RNA recovered from extinct species for the first time

In a groundbreaking study published in the journal Genome Research on September 20, 2023, scientists announced that they had successfully recovered RNA from an extinct species for the first time. The RNA, which was extracted from the skin and muscle of a 130-year-old Tasmanian tiger specimen, is the oldest RNA ever sequenced.

RNA is a single-stranded molecule that plays a vital role in all living cells. It is responsible for carrying genetic information from DNA to proteins, and it also regulates many other cellular processes. However, RNA is much more fragile than DNA, and it breaks down quickly after death. As a result, it was previously thought that it would be impossible to recover RNA from extinct species.

The researchers who conducted the study used a new technique called "RNA capture sequencing" to extract and sequence the RNA from the Tasmanian tiger specimen. RNA capture sequencing involves using short DNA probes to bind to specific RNA sequences. The probes are then attached to magnetic beads, which are used to isolate the RNA from the rest of the sample. The RNA can then be sequenced using standard methods.

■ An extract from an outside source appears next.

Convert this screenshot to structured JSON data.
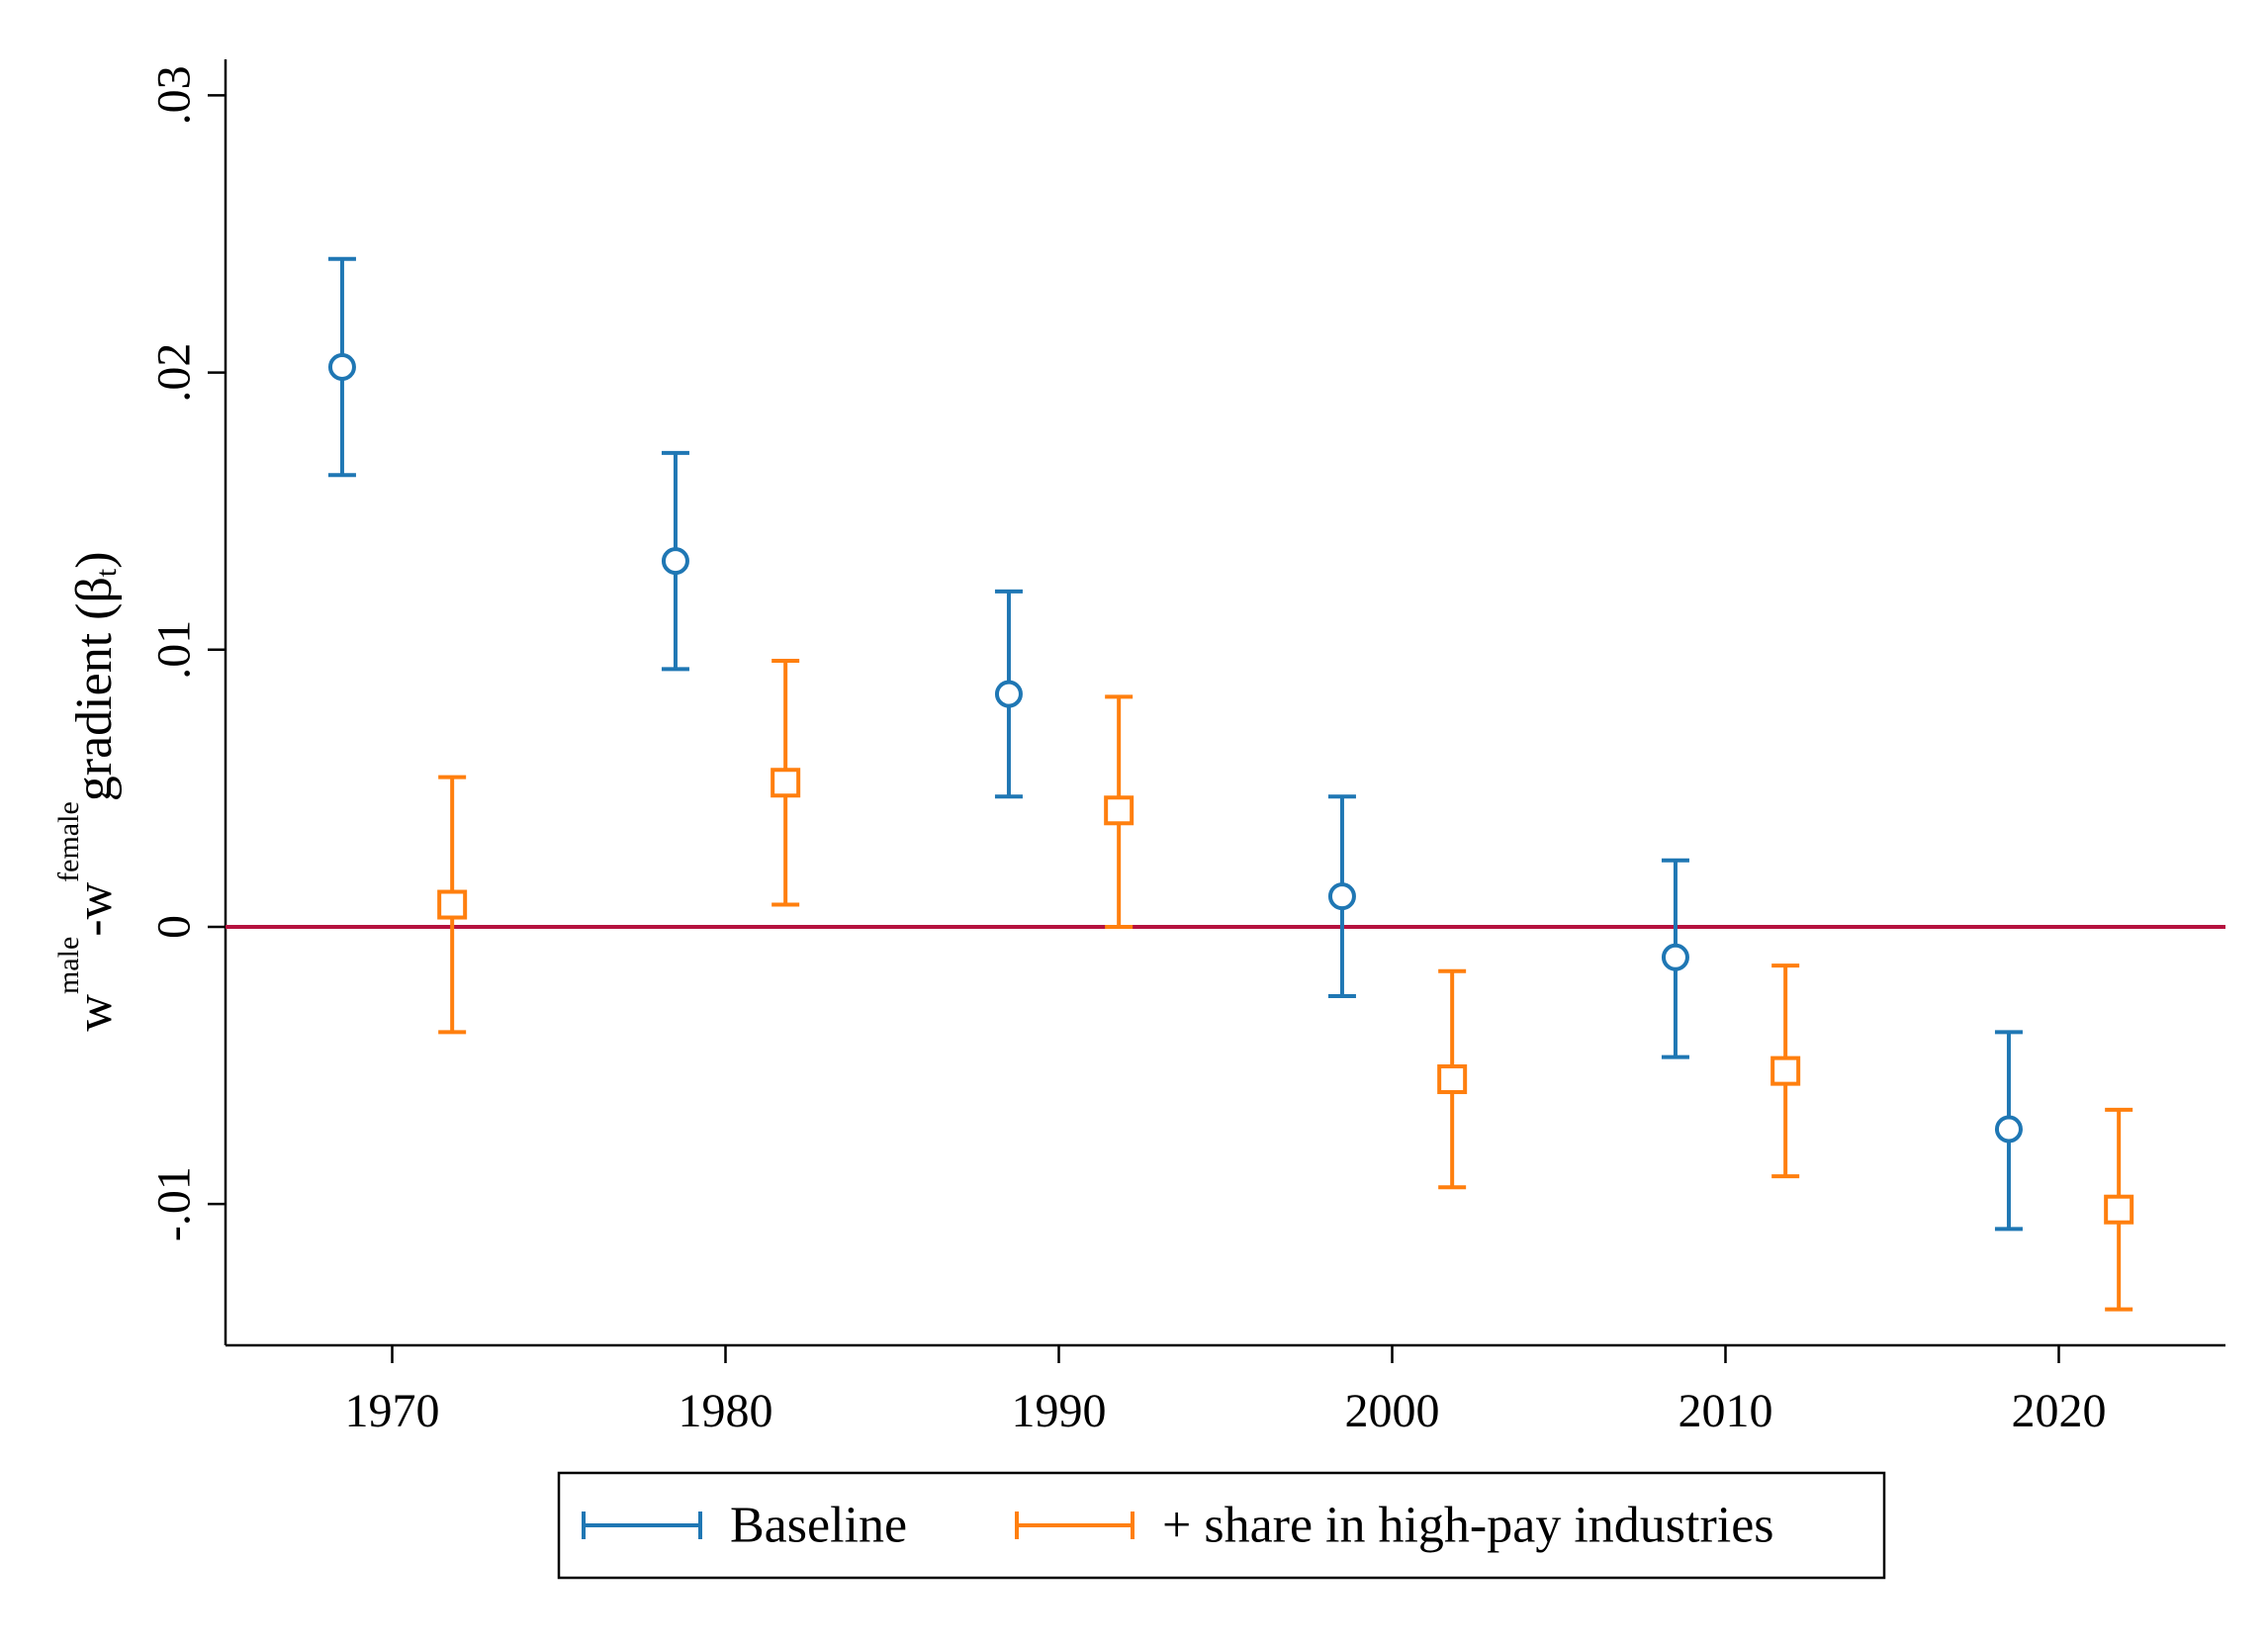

The researchers were able to recover and sequence RNA from over 100 genes in the Tasmanian tiger specimen. This allowed them to reconstruct the transcriptome, which is the complete set of RNA molecules expressed by a cell or tissue. The researchers also found that the RNA was well-preserved, and they were able to identify muscle- and skin-specific protein-coding RNAs, as well as microRNAs, which are small RNAs that regulate gene expression.

The recovery of RNA from an extinct species is a major breakthrough in paleogenomics. It opens up the possibility of studying the gene expression and regulatory mechanisms of extinct species, something that was previously impossible. This new knowledge could be used to better understand the evolution of species and the factors that contribute to extinction.

In addition, the recovery of RNA from an extinct species could have implications for conservation efforts. For example, researchers could use the RNA to identify genes that are important for survival in certain environments. This information could then be used to develop strategies for protecting endangered species.

The researchers who conducted the study say that they are hopeful that their new technique will be used to recover RNA from other extinct species in the future. They are particularly interested in recovering RNA from woolly mammoths and other ancient animals that have been preserved in permafrost.

Implications

The recovery of RNA from an extinct species is a significant advance in paleogenomics, and it has a number of potential implications for research and conservation.

One of the most immediate implications is that it will allow scientists to study the gene expression and regulatory mechanisms of extinct species. This was previously impossible, as RNA degrades quickly after death. By studying the RNA of extinct species, scientists can learn more about their biology, evolution, and how they responded to environmental changes.

For example, the researchers who conducted the study were able to identify muscle- and skin-specific protein-coding RNAs, as well as microRNAs, in the Tasmanian tiger specimen. This information could be used to learn more about how the Tasmanian tiger's muscles and skin functioned, and how they were regulated.

The recovery of RNA from extinct species could also have implications for conservation efforts. For example, researchers could use the RNA to identify genes that are important for survival in certain environments. This information could then be used to develop strategies for protecting endangered species.

For example, if researchers could identify genes that are important for drought tolerance in extinct species, they could use this information to develop breeding programs for endangered species that are threatened by drought.

The recovery of RNA from extinct species also has the potential to revolutionize the field of de-extinction. De-extinction is the process of bringing back extinct species to life. While de-extinction is still a long way off, the recovery of RNA from extinct species is a significant step in the right direction.

If researchers can develop a way to repair and synthesize ancient RNA, they could potentially use it to create viable embryos of extinct species. These embryos could then be implanted in surrogate mothers or grown in artificial wombs.

Of course, there are a number of ethical and practical challenges that would need to be addressed before de-extinction could become a reality. However, the recovery of RNA from extinct species is a major step towards making de-extinction a possibility.

Challenges and future directions

While the recovery of RNA from an extinct species is a major breakthrough, there are still a number of challenges that need to be addressed before this technique can be widely used.

One challenge is that the RNA from extinct species is often very degraded. This means that it can be difficult to extract and sequence the RNA without damaging it. Researchers are working on developing new techniques to extract and sequence RNA from ancient samples, but there is still room for improvement.

Another challenge is that it can be difficult to distinguish between RNA from the extinct.